A library for building fast, reliable and evolvable network services.

Apache License 2.0

20.28k stars 1.1k forks source link

Catching Runtime Panic #188

Closed rhzs closed 2 months ago

rhzs commented 2 months ago

Hi Team,

Just curious, is there anyway to catch runtime panic or adding middleware that kind of capability?

In tower, I can use ServiceBuilder to catch panic.

 let service = ServiceBuilder::new()
        .catch_panic();

Any example would be useful!

Thank you

vicanso commented 2 months ago

Pingora support sentry for catching runtime panic.

pub fn run_forever(&mut self) {
....
/* only init sentry in release builds */
        #[cfg(not(debug_assertions))]
        let _guard = match self.sentry.as_ref() {
            Some(uri) => Some(sentry::init(uri.as_str())),
            None => None,
        };

If throws a panic:

rhzs commented 2 months ago

@vicanso hmm... should I use sentry to catch a panic?

vicanso commented 2 months ago

I haven't found any other way yet. user_guide/panic

drcaramelsyrup commented 2 months ago

Yes, right now there's no other way to do this (if this = seeing panics for observability) except via Sentry. I don't think we're opposed to allowing alternative middleware layers however.

Note that tower's catch_panic middleware looks like it works by wrapping its handlers in catch_unwind, and the docs indicate this is definitely not the preferred method for general error handling. In our view panics are reserved for unrecoverable issues and logic errors that should never occur, e.g. to indicate inappropriate usage of APIs.

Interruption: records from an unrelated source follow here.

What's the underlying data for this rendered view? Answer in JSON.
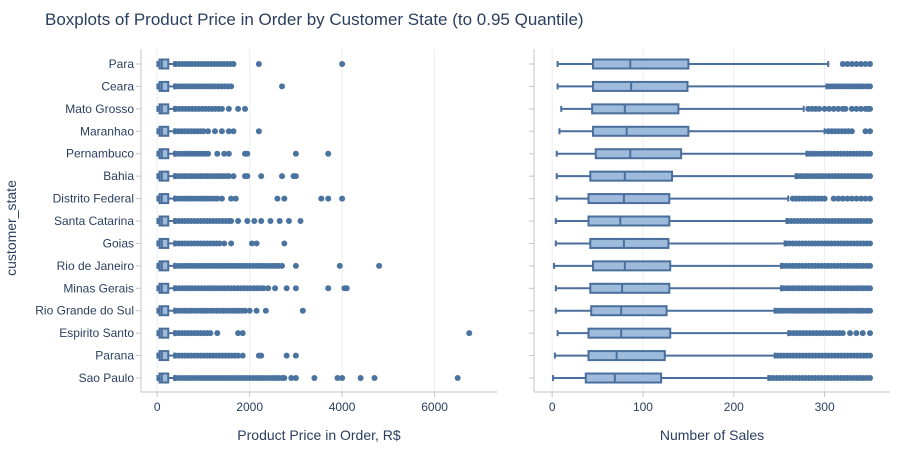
{
  "chart_data": {
    "type": "box",
    "title": "Boxplots of Product Price in Order by Customer State (to 0.95 Quantile)",
    "colors": {
      "box_fill": "#9ebbdc",
      "box_line": "#4a6f9c",
      "outlier": "#4a73a0",
      "grid": "#ebedf0",
      "axis_line": "#c0c4cc",
      "text": "#2a3f5f"
    },
    "ylabel": "customer_state",
    "categories": [
      "Para",
      "Ceara",
      "Mato Grosso",
      "Maranhao",
      "Pernambuco",
      "Bahia",
      "Distrito Federal",
      "Santa Catarina",
      "Goias",
      "Rio de Janeiro",
      "Minas Gerais",
      "Rio Grande do Sul",
      "Espirito Santo",
      "Parana",
      "Sao Paulo"
    ],
    "panels": [
      {
        "xlabel": "Product Price in Order, R$",
        "xlim": [
          -350,
          7350
        ],
        "xticks": [
          0,
          2000,
          4000,
          6000
        ],
        "xticklabels": [
          "0",
          "2000",
          "4000",
          "6000"
        ],
        "boxes": [
          {
            "min": 5,
            "q1": 50,
            "median": 100,
            "q3": 240,
            "max": 370,
            "outliers": [
              [
                400,
                1650
              ],
              [
                2200,
                4000
              ]
            ]
          },
          {
            "min": 5,
            "q1": 50,
            "median": 100,
            "q3": 240,
            "max": 370,
            "outliers": [
              [
                400,
                1600
              ],
              [
                2700
              ]
            ]
          },
          {
            "min": 5,
            "q1": 50,
            "median": 100,
            "q3": 240,
            "max": 370,
            "outliers": [
              [
                400,
                1400
              ],
              [
                1550,
                1750,
                1900
              ]
            ]
          },
          {
            "min": 5,
            "q1": 50,
            "median": 100,
            "q3": 240,
            "max": 370,
            "outliers": [
              [
                400,
                1000
              ],
              [
                1100,
                1250,
                1400,
                1550,
                1650,
                2200
              ]
            ]
          },
          {
            "min": 5,
            "q1": 50,
            "median": 100,
            "q3": 240,
            "max": 370,
            "outliers": [
              [
                400,
                1100
              ],
              [
                1300,
                1450,
                1550,
                1900,
                1950,
                3000,
                3700
              ]
            ]
          },
          {
            "min": 5,
            "q1": 50,
            "median": 100,
            "q3": 240,
            "max": 370,
            "outliers": [
              [
                400,
                1550
              ],
              [
                1650,
                1900,
                1950,
                2250,
                2700,
                2950,
                3000
              ]
            ]
          },
          {
            "min": 5,
            "q1": 50,
            "median": 100,
            "q3": 240,
            "max": 370,
            "outliers": [
              [
                400,
                1300
              ],
              [
                1400,
                1600,
                1700,
                2600,
                2750,
                3550,
                3700,
                4000
              ]
            ]
          },
          {
            "min": 5,
            "q1": 50,
            "median": 100,
            "q3": 240,
            "max": 370,
            "outliers": [
              [
                400,
                1550
              ],
              [
                1600,
                1750,
                1950,
                2100,
                2250,
                2450,
                2650,
                2850,
                3100
              ]
            ]
          },
          {
            "min": 5,
            "q1": 50,
            "median": 100,
            "q3": 240,
            "max": 370,
            "outliers": [
              [
                400,
                1350
              ],
              [
                1450,
                1600,
                2050,
                2150,
                2750
              ]
            ]
          },
          {
            "min": 5,
            "q1": 50,
            "median": 100,
            "q3": 240,
            "max": 370,
            "outliers": [
              [
                400,
                2700
              ],
              [
                3000,
                3950,
                4800
              ]
            ]
          },
          {
            "min": 5,
            "q1": 50,
            "median": 100,
            "q3": 240,
            "max": 370,
            "outliers": [
              [
                400,
                2300
              ],
              [
                2400,
                2550,
                2800,
                3000,
                3700,
                4050,
                4100
              ]
            ]
          },
          {
            "min": 5,
            "q1": 50,
            "median": 100,
            "q3": 240,
            "max": 370,
            "outliers": [
              [
                400,
                1900
              ],
              [
                2000,
                2150,
                2350,
                3150
              ]
            ]
          },
          {
            "min": 5,
            "q1": 50,
            "median": 100,
            "q3": 240,
            "max": 370,
            "outliers": [
              [
                400,
                1150
              ],
              [
                1300,
                1750,
                1850,
                6750
              ]
            ]
          },
          {
            "min": 5,
            "q1": 50,
            "median": 100,
            "q3": 240,
            "max": 370,
            "outliers": [
              [
                400,
                1750
              ],
              [
                1850,
                2200,
                2250,
                2800,
                3000
              ]
            ]
          },
          {
            "min": 5,
            "q1": 50,
            "median": 100,
            "q3": 240,
            "max": 370,
            "outliers": [
              [
                400,
                2700
              ],
              [
                2750,
                2900,
                3000,
                3400,
                3900,
                4000,
                4400,
                4700,
                6500
              ]
            ]
          }
        ]
      },
      {
        "xlabel": "Number of Sales",
        "xlim": [
          -20,
          372
        ],
        "xticks": [
          0,
          100,
          200,
          300
        ],
        "xticklabels": [
          "0",
          "100",
          "200",
          "300"
        ],
        "boxes": [
          {
            "min": 6,
            "q1": 45,
            "median": 86,
            "q3": 150,
            "max": 304,
            "outliers": [
              [],
              [
                320,
                325,
                330,
                335,
                340,
                345,
                350
              ]
            ]
          },
          {
            "min": 6,
            "q1": 45,
            "median": 87,
            "q3": 149,
            "max": 302,
            "outliers": [
              [
                305,
                350
              ],
              []
            ]
          },
          {
            "min": 10,
            "q1": 44,
            "median": 80,
            "q3": 139,
            "max": 277,
            "outliers": [
              [],
              [
                282,
                286,
                290,
                294,
                300,
                305,
                310,
                315,
                320,
                323,
                330,
                335,
                340,
                345,
                348,
                350
              ]
            ]
          },
          {
            "min": 8,
            "q1": 45,
            "median": 82,
            "q3": 150,
            "max": 300,
            "outliers": [
              [
                304,
                330
              ],
              [
                345,
                350
              ]
            ]
          },
          {
            "min": 5,
            "q1": 48,
            "median": 86,
            "q3": 142,
            "max": 280,
            "outliers": [
              [
                282,
                350
              ],
              []
            ]
          },
          {
            "min": 5,
            "q1": 42,
            "median": 80,
            "q3": 132,
            "max": 268,
            "outliers": [
              [
                270,
                350
              ],
              []
            ]
          },
          {
            "min": 5,
            "q1": 40,
            "median": 79,
            "q3": 129,
            "max": 260,
            "outliers": [
              [
                265,
                300
              ],
              [
                310,
                315,
                320,
                325,
                330,
                335,
                340,
                345,
                350
              ]
            ]
          },
          {
            "min": 4,
            "q1": 40,
            "median": 75,
            "q3": 129,
            "max": 258,
            "outliers": [
              [
                260,
                350
              ],
              []
            ]
          },
          {
            "min": 4,
            "q1": 42,
            "median": 79,
            "q3": 128,
            "max": 256,
            "outliers": [
              [
                258,
                350
              ],
              []
            ]
          },
          {
            "min": 2,
            "q1": 45,
            "median": 80,
            "q3": 130,
            "max": 252,
            "outliers": [
              [
                254,
                350
              ],
              []
            ]
          },
          {
            "min": 4,
            "q1": 42,
            "median": 77,
            "q3": 129,
            "max": 252,
            "outliers": [
              [
                254,
                350
              ],
              []
            ]
          },
          {
            "min": 4,
            "q1": 43,
            "median": 76,
            "q3": 126,
            "max": 245,
            "outliers": [
              [
                248,
                350
              ],
              []
            ]
          },
          {
            "min": 6,
            "q1": 40,
            "median": 76,
            "q3": 130,
            "max": 260,
            "outliers": [
              [
                262,
                320
              ],
              [
                328,
                335,
                342,
                350
              ]
            ]
          },
          {
            "min": 3,
            "q1": 40,
            "median": 71,
            "q3": 124,
            "max": 245,
            "outliers": [
              [
                248,
                350
              ],
              []
            ]
          },
          {
            "min": 1,
            "q1": 37,
            "median": 69,
            "q3": 120,
            "max": 238,
            "outliers": [
              [
                240,
                350
              ],
              []
            ]
          }
        ]
      }
    ]
  }
}
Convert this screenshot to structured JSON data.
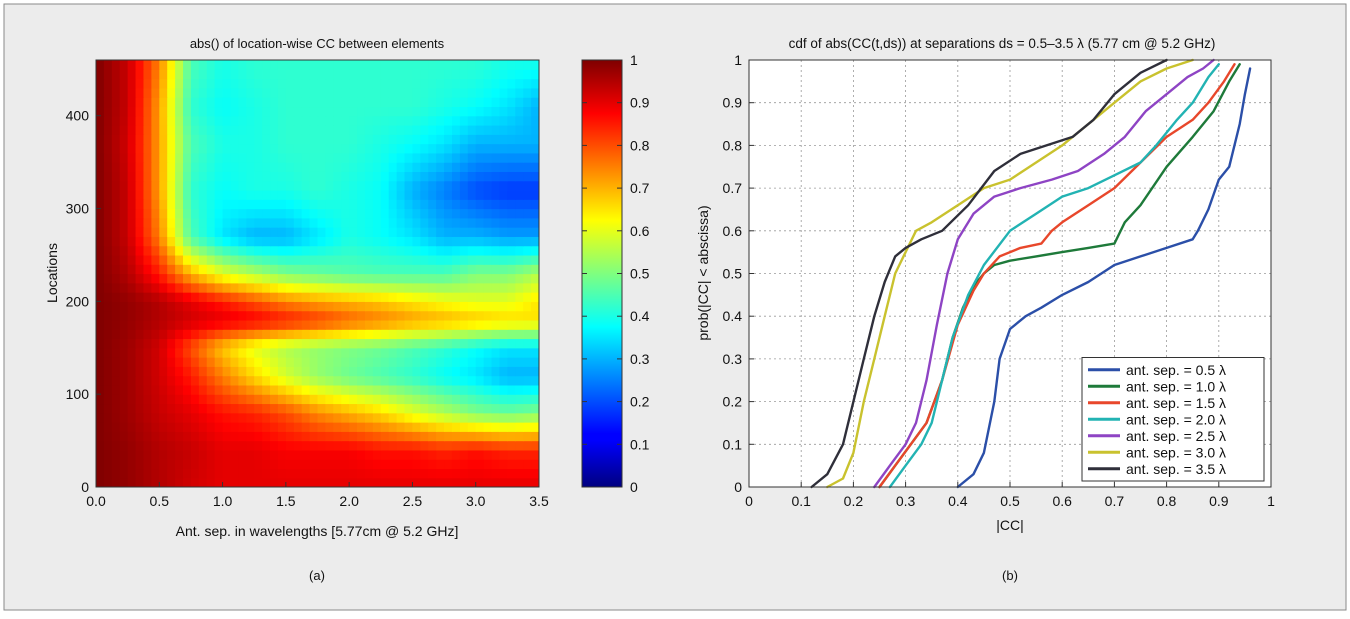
{
  "figure": {
    "background": "#ececec",
    "border": "#8a8a8a",
    "panel_a_label": "(a)",
    "panel_b_label": "(b)"
  },
  "chart_data": [
    {
      "type": "heatmap",
      "title": "abs() of location-wise CC between elements",
      "xlabel": "Ant. sep. in wavelengths [5.77cm @ 5.2 GHz]",
      "ylabel": "Locations",
      "xlim": [
        0,
        3.5
      ],
      "ylim": [
        0,
        460
      ],
      "xticks": [
        "0.0",
        "0.5",
        "1.0",
        "1.5",
        "2.0",
        "2.5",
        "3.0",
        "3.5"
      ],
      "yticks": [
        "0",
        "100",
        "200",
        "300",
        "400"
      ],
      "colorbar": {
        "range": [
          0,
          1
        ],
        "ticks": [
          "0",
          "0.1",
          "0.2",
          "0.3",
          "0.4",
          "0.5",
          "0.6",
          "0.7",
          "0.8",
          "0.9",
          "1"
        ],
        "colormap": "jet"
      },
      "x_samples": [
        0,
        0.25,
        0.5,
        0.75,
        1.0,
        1.25,
        1.5,
        1.75,
        2.0,
        2.25,
        2.5,
        2.75,
        3.0,
        3.25,
        3.5
      ],
      "rows": [
        {
          "location": 0,
          "values": [
            1.0,
            0.98,
            0.95,
            0.92,
            0.9,
            0.9,
            0.9,
            0.9,
            0.9,
            0.9,
            0.9,
            0.9,
            0.9,
            0.9,
            0.9
          ]
        },
        {
          "location": 40,
          "values": [
            1.0,
            0.98,
            0.95,
            0.93,
            0.9,
            0.9,
            0.88,
            0.88,
            0.88,
            0.86,
            0.86,
            0.84,
            0.86,
            0.84,
            0.84
          ]
        },
        {
          "location": 80,
          "values": [
            1.0,
            0.97,
            0.93,
            0.9,
            0.86,
            0.84,
            0.8,
            0.74,
            0.7,
            0.66,
            0.6,
            0.55,
            0.5,
            0.48,
            0.5
          ]
        },
        {
          "location": 120,
          "values": [
            1.0,
            0.97,
            0.92,
            0.85,
            0.75,
            0.66,
            0.58,
            0.52,
            0.48,
            0.45,
            0.42,
            0.38,
            0.35,
            0.3,
            0.3
          ]
        },
        {
          "location": 150,
          "values": [
            1.0,
            0.97,
            0.92,
            0.8,
            0.68,
            0.6,
            0.55,
            0.52,
            0.5,
            0.48,
            0.45,
            0.42,
            0.38,
            0.35,
            0.35
          ]
        },
        {
          "location": 180,
          "values": [
            1.0,
            0.98,
            0.95,
            0.92,
            0.9,
            0.88,
            0.85,
            0.82,
            0.78,
            0.75,
            0.72,
            0.7,
            0.68,
            0.66,
            0.65
          ]
        },
        {
          "location": 200,
          "values": [
            1.0,
            0.98,
            0.95,
            0.9,
            0.85,
            0.8,
            0.75,
            0.72,
            0.7,
            0.68,
            0.65,
            0.62,
            0.6,
            0.6,
            0.65
          ]
        },
        {
          "location": 230,
          "values": [
            1.0,
            0.95,
            0.85,
            0.7,
            0.6,
            0.55,
            0.5,
            0.48,
            0.46,
            0.45,
            0.45,
            0.45,
            0.5,
            0.5,
            0.55
          ]
        },
        {
          "location": 270,
          "values": [
            1.0,
            0.93,
            0.75,
            0.45,
            0.35,
            0.3,
            0.3,
            0.35,
            0.4,
            0.38,
            0.35,
            0.3,
            0.3,
            0.28,
            0.28
          ]
        },
        {
          "location": 320,
          "values": [
            1.0,
            0.93,
            0.72,
            0.42,
            0.38,
            0.4,
            0.4,
            0.42,
            0.4,
            0.38,
            0.3,
            0.25,
            0.2,
            0.18,
            0.18
          ]
        },
        {
          "location": 370,
          "values": [
            1.0,
            0.92,
            0.72,
            0.45,
            0.4,
            0.4,
            0.42,
            0.42,
            0.42,
            0.4,
            0.38,
            0.35,
            0.3,
            0.3,
            0.3
          ]
        },
        {
          "location": 410,
          "values": [
            1.0,
            0.93,
            0.72,
            0.42,
            0.38,
            0.4,
            0.42,
            0.42,
            0.42,
            0.42,
            0.42,
            0.4,
            0.38,
            0.35,
            0.3
          ]
        },
        {
          "location": 460,
          "values": [
            1.0,
            0.93,
            0.75,
            0.45,
            0.4,
            0.42,
            0.42,
            0.42,
            0.42,
            0.42,
            0.42,
            0.42,
            0.42,
            0.4,
            0.4
          ]
        }
      ]
    },
    {
      "type": "line",
      "title": "cdf of abs(CC(t,ds)) at separations ds = 0.5–3.5 λ (5.77 cm @ 5.2 GHz)",
      "xlabel": "|CC|",
      "ylabel": "prob(|CC| < abscissa)",
      "xlim": [
        0,
        1
      ],
      "ylim": [
        0,
        1
      ],
      "xticks": [
        "0",
        "0.1",
        "0.2",
        "0.3",
        "0.4",
        "0.5",
        "0.6",
        "0.7",
        "0.8",
        "0.9",
        "1"
      ],
      "yticks": [
        "0",
        "0.1",
        "0.2",
        "0.3",
        "0.4",
        "0.5",
        "0.6",
        "0.7",
        "0.8",
        "0.9",
        "1"
      ],
      "grid": true,
      "legend_position": "bottom-right",
      "series": [
        {
          "name": "ant. sep. = 0.5 λ",
          "color": "#2b4fa8",
          "x": [
            0.4,
            0.43,
            0.45,
            0.47,
            0.48,
            0.5,
            0.53,
            0.56,
            0.6,
            0.65,
            0.7,
            0.75,
            0.8,
            0.85,
            0.86,
            0.88,
            0.9,
            0.92,
            0.94,
            0.95,
            0.96
          ],
          "y": [
            0,
            0.03,
            0.08,
            0.2,
            0.3,
            0.37,
            0.4,
            0.42,
            0.45,
            0.48,
            0.52,
            0.54,
            0.56,
            0.58,
            0.6,
            0.65,
            0.72,
            0.75,
            0.85,
            0.92,
            0.98
          ]
        },
        {
          "name": "ant. sep. = 1.0 λ",
          "color": "#1e7a3a",
          "x": [
            0.25,
            0.28,
            0.31,
            0.34,
            0.37,
            0.39,
            0.41,
            0.43,
            0.45,
            0.47,
            0.5,
            0.55,
            0.6,
            0.65,
            0.7,
            0.72,
            0.75,
            0.8,
            0.85,
            0.89,
            0.92,
            0.94
          ],
          "y": [
            0,
            0.05,
            0.1,
            0.15,
            0.25,
            0.35,
            0.42,
            0.47,
            0.5,
            0.52,
            0.53,
            0.54,
            0.55,
            0.56,
            0.57,
            0.62,
            0.66,
            0.75,
            0.82,
            0.88,
            0.95,
            0.99
          ]
        },
        {
          "name": "ant. sep. = 1.5 λ",
          "color": "#e8472b",
          "x": [
            0.25,
            0.28,
            0.31,
            0.34,
            0.37,
            0.4,
            0.43,
            0.45,
            0.48,
            0.52,
            0.56,
            0.58,
            0.6,
            0.65,
            0.7,
            0.75,
            0.8,
            0.85,
            0.88,
            0.91,
            0.93
          ],
          "y": [
            0,
            0.05,
            0.1,
            0.15,
            0.25,
            0.38,
            0.46,
            0.5,
            0.54,
            0.56,
            0.57,
            0.6,
            0.62,
            0.66,
            0.7,
            0.76,
            0.82,
            0.86,
            0.9,
            0.95,
            0.99
          ]
        },
        {
          "name": "ant. sep. = 2.0 λ",
          "color": "#22b3b3",
          "x": [
            0.27,
            0.3,
            0.33,
            0.35,
            0.37,
            0.39,
            0.42,
            0.45,
            0.5,
            0.55,
            0.6,
            0.65,
            0.7,
            0.75,
            0.78,
            0.82,
            0.85,
            0.88,
            0.9
          ],
          "y": [
            0,
            0.05,
            0.1,
            0.15,
            0.25,
            0.35,
            0.45,
            0.52,
            0.6,
            0.64,
            0.68,
            0.7,
            0.73,
            0.76,
            0.8,
            0.86,
            0.9,
            0.96,
            0.99
          ]
        },
        {
          "name": "ant. sep. = 2.5 λ",
          "color": "#8e44c4",
          "x": [
            0.24,
            0.27,
            0.3,
            0.32,
            0.34,
            0.36,
            0.38,
            0.4,
            0.43,
            0.47,
            0.52,
            0.58,
            0.63,
            0.68,
            0.72,
            0.76,
            0.8,
            0.84,
            0.87,
            0.89
          ],
          "y": [
            0,
            0.05,
            0.1,
            0.15,
            0.25,
            0.38,
            0.5,
            0.58,
            0.64,
            0.68,
            0.7,
            0.72,
            0.74,
            0.78,
            0.82,
            0.88,
            0.92,
            0.96,
            0.98,
            1.0
          ]
        },
        {
          "name": "ant. sep. = 3.0 λ",
          "color": "#c9c22e",
          "x": [
            0.15,
            0.18,
            0.2,
            0.22,
            0.24,
            0.26,
            0.28,
            0.3,
            0.32,
            0.35,
            0.4,
            0.45,
            0.5,
            0.55,
            0.6,
            0.65,
            0.7,
            0.75,
            0.8,
            0.85
          ],
          "y": [
            0,
            0.02,
            0.08,
            0.2,
            0.3,
            0.4,
            0.5,
            0.55,
            0.6,
            0.62,
            0.66,
            0.7,
            0.72,
            0.76,
            0.8,
            0.85,
            0.9,
            0.95,
            0.98,
            1.0
          ]
        },
        {
          "name": "ant. sep. = 3.5 λ",
          "color": "#2f2f3a",
          "x": [
            0.12,
            0.15,
            0.18,
            0.2,
            0.22,
            0.24,
            0.26,
            0.28,
            0.3,
            0.33,
            0.37,
            0.42,
            0.47,
            0.52,
            0.57,
            0.62,
            0.66,
            0.7,
            0.75,
            0.8
          ],
          "y": [
            0,
            0.03,
            0.1,
            0.2,
            0.3,
            0.4,
            0.48,
            0.54,
            0.56,
            0.58,
            0.6,
            0.66,
            0.74,
            0.78,
            0.8,
            0.82,
            0.86,
            0.92,
            0.97,
            1.0
          ]
        }
      ]
    }
  ]
}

rhzs commented 2 months ago

Yes, right now there's no other way to do this (if this = seeing panics for observability) except via Sentry. I don't think we're opposed to allowing alternative middleware layers however.

How would I approach (implement) it, if I want to implement Tower layers with Pingora?

Note that tower's catch_panic middleware looks like it works by wrapping its handlers in catch_unwind, and the docs indicate this is definitely not the preferred method for general error handling. In our view panics are reserved for unrecoverable issues and logic errors that should never occur, e.g. to indicate inappropriate usage of APIs.

Yes, I meant for any unintended panic that occurred during runtime. I am curious, if Pingora is used in production. How would you recover from unintended panic? In such scenario, this could make our resources (cpu/mem/tcp connections) saturated,, cmiiw.

drcaramelsyrup commented 2 months ago

Not an expert on this, so others can feel free to weigh in. Looking briefly at what the sentry crate does, it seems to define a panic hook and that is probably the right way to go.

See the docs that @vicanso linked - panics fail/drop the request but otherwise shouldn't cause issues. Additionally, in production, we very rarely see any panics, and it should stay that way. If we see panics start to occur during deployments, that's an indicator we've made an incorrect logical assumption in our code and we need to fix it.

github-actions[bot] commented 2 months ago

This question has been stale for a week. It will be closed in an additional day if not updated.

github-actions[bot] commented 2 months ago

This issue has been closed because it has been stalled with no activity.